Europe is soon going to be in need of clandestine gun supplies, whether metro sexual governments agree or not is irrelevant, it's "market forces (cio-wiki.org)" demanding this. Anyway, where are authorities going to be 5 years from now? Look at all the chaos they are inviting, look at the financial markets and national economies now collapsing due to corona, with no end in sight
There's a massive potential for an explosive parallel gun market.

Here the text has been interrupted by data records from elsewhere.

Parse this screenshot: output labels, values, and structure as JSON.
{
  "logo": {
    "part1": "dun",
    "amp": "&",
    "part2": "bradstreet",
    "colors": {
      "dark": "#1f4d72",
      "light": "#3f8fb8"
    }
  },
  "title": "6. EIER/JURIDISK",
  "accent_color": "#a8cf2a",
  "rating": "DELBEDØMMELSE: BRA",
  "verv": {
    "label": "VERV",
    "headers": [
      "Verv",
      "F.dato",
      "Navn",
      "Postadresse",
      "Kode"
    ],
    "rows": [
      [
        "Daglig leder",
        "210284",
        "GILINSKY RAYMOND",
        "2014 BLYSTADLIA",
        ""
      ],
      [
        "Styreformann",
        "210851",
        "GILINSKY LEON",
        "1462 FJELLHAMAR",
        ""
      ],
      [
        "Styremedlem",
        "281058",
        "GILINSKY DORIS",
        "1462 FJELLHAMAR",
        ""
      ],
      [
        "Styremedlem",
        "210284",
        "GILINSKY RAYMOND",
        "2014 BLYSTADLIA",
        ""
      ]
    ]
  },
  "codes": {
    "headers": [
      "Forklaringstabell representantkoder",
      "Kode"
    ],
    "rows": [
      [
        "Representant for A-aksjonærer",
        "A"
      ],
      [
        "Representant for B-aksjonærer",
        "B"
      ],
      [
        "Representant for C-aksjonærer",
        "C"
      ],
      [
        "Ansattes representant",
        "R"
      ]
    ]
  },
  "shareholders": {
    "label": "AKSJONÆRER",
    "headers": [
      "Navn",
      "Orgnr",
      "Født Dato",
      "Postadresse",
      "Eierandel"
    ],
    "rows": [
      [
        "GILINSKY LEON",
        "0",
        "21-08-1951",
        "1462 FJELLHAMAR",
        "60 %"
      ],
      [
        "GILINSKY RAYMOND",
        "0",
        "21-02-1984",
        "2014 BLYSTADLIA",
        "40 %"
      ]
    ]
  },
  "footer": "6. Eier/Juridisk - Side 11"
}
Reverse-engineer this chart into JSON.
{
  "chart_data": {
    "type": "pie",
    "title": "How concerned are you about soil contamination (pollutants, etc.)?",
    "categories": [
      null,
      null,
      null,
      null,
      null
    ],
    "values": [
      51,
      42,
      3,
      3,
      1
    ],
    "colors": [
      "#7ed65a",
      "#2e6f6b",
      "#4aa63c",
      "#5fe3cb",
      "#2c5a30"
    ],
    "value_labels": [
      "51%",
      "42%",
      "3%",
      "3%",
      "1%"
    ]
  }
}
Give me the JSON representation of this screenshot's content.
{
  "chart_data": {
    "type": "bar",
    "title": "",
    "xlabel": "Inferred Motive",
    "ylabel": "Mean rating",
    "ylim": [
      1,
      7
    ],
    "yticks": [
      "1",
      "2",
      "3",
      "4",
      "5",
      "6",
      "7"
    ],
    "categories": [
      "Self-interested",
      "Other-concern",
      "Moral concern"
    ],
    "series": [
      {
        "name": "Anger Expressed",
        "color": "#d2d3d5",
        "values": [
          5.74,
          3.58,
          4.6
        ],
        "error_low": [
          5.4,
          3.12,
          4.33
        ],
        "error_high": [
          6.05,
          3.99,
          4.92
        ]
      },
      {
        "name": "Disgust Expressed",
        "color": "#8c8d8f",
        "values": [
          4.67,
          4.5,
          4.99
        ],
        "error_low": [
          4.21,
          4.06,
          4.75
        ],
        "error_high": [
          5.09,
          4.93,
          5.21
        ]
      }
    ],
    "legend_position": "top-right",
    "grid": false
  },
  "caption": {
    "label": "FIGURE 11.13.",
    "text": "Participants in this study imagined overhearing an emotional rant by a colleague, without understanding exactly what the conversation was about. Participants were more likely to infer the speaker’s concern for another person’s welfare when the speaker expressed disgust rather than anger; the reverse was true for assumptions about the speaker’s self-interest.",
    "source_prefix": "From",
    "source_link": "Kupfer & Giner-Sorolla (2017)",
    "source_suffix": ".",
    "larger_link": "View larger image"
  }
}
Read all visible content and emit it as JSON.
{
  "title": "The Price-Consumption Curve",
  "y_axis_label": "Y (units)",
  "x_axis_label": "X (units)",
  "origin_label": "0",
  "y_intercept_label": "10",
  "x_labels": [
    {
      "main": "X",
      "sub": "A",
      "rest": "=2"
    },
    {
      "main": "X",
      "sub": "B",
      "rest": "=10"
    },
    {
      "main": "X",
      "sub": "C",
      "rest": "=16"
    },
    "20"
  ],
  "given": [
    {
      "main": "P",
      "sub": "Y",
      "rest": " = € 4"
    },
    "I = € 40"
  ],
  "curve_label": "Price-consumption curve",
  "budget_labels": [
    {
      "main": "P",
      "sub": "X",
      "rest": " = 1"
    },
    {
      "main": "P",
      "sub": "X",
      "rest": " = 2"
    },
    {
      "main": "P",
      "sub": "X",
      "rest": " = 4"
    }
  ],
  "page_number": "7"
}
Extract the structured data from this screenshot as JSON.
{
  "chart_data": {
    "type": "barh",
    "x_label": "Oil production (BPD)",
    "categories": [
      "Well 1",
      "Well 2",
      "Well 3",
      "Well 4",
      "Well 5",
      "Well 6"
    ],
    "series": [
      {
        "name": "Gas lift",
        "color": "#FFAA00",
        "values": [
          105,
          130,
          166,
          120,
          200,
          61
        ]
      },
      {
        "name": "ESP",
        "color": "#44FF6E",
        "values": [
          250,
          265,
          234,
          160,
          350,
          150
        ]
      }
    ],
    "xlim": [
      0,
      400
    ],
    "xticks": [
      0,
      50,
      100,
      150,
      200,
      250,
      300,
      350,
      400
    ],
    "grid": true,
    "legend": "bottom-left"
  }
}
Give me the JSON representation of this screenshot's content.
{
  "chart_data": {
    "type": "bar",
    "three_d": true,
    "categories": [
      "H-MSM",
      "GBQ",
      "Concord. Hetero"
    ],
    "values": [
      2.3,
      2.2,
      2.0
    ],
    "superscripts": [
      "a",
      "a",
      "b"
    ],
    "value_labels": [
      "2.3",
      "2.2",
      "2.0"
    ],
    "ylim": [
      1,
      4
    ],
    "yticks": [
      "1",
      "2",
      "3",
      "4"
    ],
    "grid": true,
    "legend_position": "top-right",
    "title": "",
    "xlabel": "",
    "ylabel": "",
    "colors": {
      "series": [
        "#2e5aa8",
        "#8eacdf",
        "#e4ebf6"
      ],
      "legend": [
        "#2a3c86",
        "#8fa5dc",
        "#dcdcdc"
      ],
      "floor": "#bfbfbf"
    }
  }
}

Central/eastern europe is again well positioned btw, lots of guns from balkan's war still in circulation, you have the geographic connection with russia too
"Again" because they are also well positioned to provide an alternative to the suddenly vanishing chinese based manufacturing hub where western europe outsourced its production. Gotta have a plan B. Of course they aren't going to be nowhere near what china was, but "you" have to find an alternative, and central/eastern europe has a below average cost of living/production on top of having overall descent infrastructures and sanitary conditions, plus an already existing, and rather modest, manufacturing base
https://en.wikipedia.org/wiki/Economy_of_Europe#Manufacturing
>Central Europe (Berlin, Saxony, the Czech Republic and Little Poland) was largely industrialised by 1850 [14] but Eastern Europe (European Russia) begun industrialisation between 1890–1900 and intensified it during the communist regime (as the USSR), but it suffered from contraction in the 1990s when the inefficient heavy-industry-based manufacturing sector was crippled after the collapse of communism and the introduction of the market economy. In the 21st century the manufacturing sector in Central and Eastern Europe picked up because of the accession of ten formerly Communist European states to the EU and their resulting accession to the European Common Market. This caused firms within the European Union to move jobs from their manufacturing sector to Central European countries such as Poland (see above), which sparked both Central and Eastern European industrial growth and employment. According to Fortune Global 500, 195 of the top 500 companies are headquartered in Europe.[15] The main products in European industry are automobiles, bicycles, rail, machinery, marine, aerospace equipment, food, chemical and pharmaceutical goods, software and electronics.